In 1999, Ronald Haskins was convicted of first-degree assault, use of a handgun in the commission of a felony or crime of violence, and related offenses based on evidence that he shot a woman. The court sentenced him to 20 years' imprisonment for the handgun offense and to a consecutively run term of 20 years for the first-degree assault. (The remaining convictions were merged for sentencing purposes.) This Court affirmed the judgments on direct appeal. Haskins v. State, No. 926, September Term, 1999 (filed August 29, 2000).
Twenty years later, Mr. Haskins filed a Rule 4-345(a) motion to correct an illegal sentence in which he maintained that the sentencing court erred in failing to merge—either under the required evidence test or the rule of lenity—the handgun offense into the first-degree assault conviction for sentencing purposes. The circuit court concluded that merger was not required under either theory, and denied the motion.
On appeal, Mr. Haskins repeats the claims he made in his motion before the circuit court. We shall affirm the judgment because the circuit court correctly determined that merger was not required and, therefore, Mr. Haskins' sentences are legal.

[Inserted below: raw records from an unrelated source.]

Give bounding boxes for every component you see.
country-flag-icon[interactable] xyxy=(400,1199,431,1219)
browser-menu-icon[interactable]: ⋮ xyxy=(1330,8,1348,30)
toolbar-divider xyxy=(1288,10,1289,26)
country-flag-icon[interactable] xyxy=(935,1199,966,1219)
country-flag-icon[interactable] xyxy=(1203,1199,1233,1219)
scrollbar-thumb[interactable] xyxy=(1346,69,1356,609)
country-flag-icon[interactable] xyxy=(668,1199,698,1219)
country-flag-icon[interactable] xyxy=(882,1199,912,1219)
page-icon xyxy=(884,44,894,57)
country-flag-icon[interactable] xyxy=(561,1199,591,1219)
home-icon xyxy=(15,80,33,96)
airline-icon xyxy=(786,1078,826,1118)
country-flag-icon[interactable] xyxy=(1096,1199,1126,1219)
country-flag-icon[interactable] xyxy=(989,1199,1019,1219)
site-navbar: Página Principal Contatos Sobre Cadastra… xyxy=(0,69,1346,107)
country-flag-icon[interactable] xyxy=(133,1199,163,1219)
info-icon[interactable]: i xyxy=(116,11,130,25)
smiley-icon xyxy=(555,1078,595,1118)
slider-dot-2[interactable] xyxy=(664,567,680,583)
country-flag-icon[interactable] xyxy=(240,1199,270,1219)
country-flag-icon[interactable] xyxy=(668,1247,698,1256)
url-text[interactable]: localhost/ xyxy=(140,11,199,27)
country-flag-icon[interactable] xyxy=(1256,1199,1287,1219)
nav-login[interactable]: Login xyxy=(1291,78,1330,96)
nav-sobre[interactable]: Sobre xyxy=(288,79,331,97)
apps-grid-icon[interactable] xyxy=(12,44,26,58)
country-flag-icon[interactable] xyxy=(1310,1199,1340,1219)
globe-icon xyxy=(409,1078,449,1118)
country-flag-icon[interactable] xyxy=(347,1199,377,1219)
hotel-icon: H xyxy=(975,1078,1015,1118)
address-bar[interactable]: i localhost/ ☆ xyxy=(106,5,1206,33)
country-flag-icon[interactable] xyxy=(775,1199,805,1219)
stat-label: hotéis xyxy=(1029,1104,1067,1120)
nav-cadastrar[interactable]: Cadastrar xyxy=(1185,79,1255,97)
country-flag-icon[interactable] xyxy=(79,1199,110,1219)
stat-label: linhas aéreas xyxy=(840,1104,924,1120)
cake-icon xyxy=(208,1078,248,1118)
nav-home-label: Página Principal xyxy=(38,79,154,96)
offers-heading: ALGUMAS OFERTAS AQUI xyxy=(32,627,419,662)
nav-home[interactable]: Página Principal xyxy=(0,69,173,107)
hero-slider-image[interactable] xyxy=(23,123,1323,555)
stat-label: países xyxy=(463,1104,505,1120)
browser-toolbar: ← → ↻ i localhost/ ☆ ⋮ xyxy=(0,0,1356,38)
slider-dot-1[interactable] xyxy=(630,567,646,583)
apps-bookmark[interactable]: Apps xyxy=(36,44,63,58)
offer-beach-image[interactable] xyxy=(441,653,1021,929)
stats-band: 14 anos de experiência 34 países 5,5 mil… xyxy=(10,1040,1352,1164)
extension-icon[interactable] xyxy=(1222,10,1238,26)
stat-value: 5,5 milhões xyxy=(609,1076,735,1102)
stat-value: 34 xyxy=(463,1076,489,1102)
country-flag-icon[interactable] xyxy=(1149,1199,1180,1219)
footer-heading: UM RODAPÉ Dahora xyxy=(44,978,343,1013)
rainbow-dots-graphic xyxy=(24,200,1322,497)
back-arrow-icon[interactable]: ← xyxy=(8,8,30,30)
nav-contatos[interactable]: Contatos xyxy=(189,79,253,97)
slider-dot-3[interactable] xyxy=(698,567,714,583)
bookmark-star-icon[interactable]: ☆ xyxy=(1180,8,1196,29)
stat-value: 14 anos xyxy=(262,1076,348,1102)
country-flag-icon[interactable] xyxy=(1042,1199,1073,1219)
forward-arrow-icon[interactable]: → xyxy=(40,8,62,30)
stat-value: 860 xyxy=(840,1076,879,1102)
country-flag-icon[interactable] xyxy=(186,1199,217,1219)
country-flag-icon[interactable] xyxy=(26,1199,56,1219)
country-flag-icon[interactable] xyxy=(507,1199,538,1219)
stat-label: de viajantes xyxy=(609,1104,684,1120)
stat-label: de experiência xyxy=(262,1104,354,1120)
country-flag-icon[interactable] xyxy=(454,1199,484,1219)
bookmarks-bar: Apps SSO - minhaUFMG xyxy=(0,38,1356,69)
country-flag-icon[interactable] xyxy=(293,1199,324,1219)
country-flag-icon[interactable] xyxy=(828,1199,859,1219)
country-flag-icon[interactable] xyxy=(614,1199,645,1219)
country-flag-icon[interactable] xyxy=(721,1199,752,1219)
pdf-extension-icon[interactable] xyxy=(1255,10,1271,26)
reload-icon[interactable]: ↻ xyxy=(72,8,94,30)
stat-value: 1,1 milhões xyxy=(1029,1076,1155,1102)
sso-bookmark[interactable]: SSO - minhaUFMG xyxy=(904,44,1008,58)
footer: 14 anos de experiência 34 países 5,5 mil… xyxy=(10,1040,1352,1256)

The short answer is that, "even [if] two offenses may be deemed the same under the required evidence test, separate sentences may be permissible, at least where one offense involves a particularly aggravating factor, if the Legislature expresses such an intent." Whack v. State, 288 Md. 137, 143 (1980) (upholding separate sentences for robbery with a dangerous and deadly weapon and use of a handgun in the commission of a felony where both convictions were based upon a single act of robbery with a handgun). The legislature has expressed a clear intent that a penalty for use of a handgun in the commission of a felony or crime of violence shall be in addition to any other punishment for the underlying felony or crime of violence. See Article 27, § 36B(d) of the Md. Code (1957, 1996 Repl. Vol.) (presently codified as § 4-204(b)(1) of the Criminal Law Article of the Md. Code)).
JUDGMENT OF THE CIRCUIT COURT FOR BALTIMORE CITY AFFIRMED. COSTS TO BE PAID BY APPELLANT.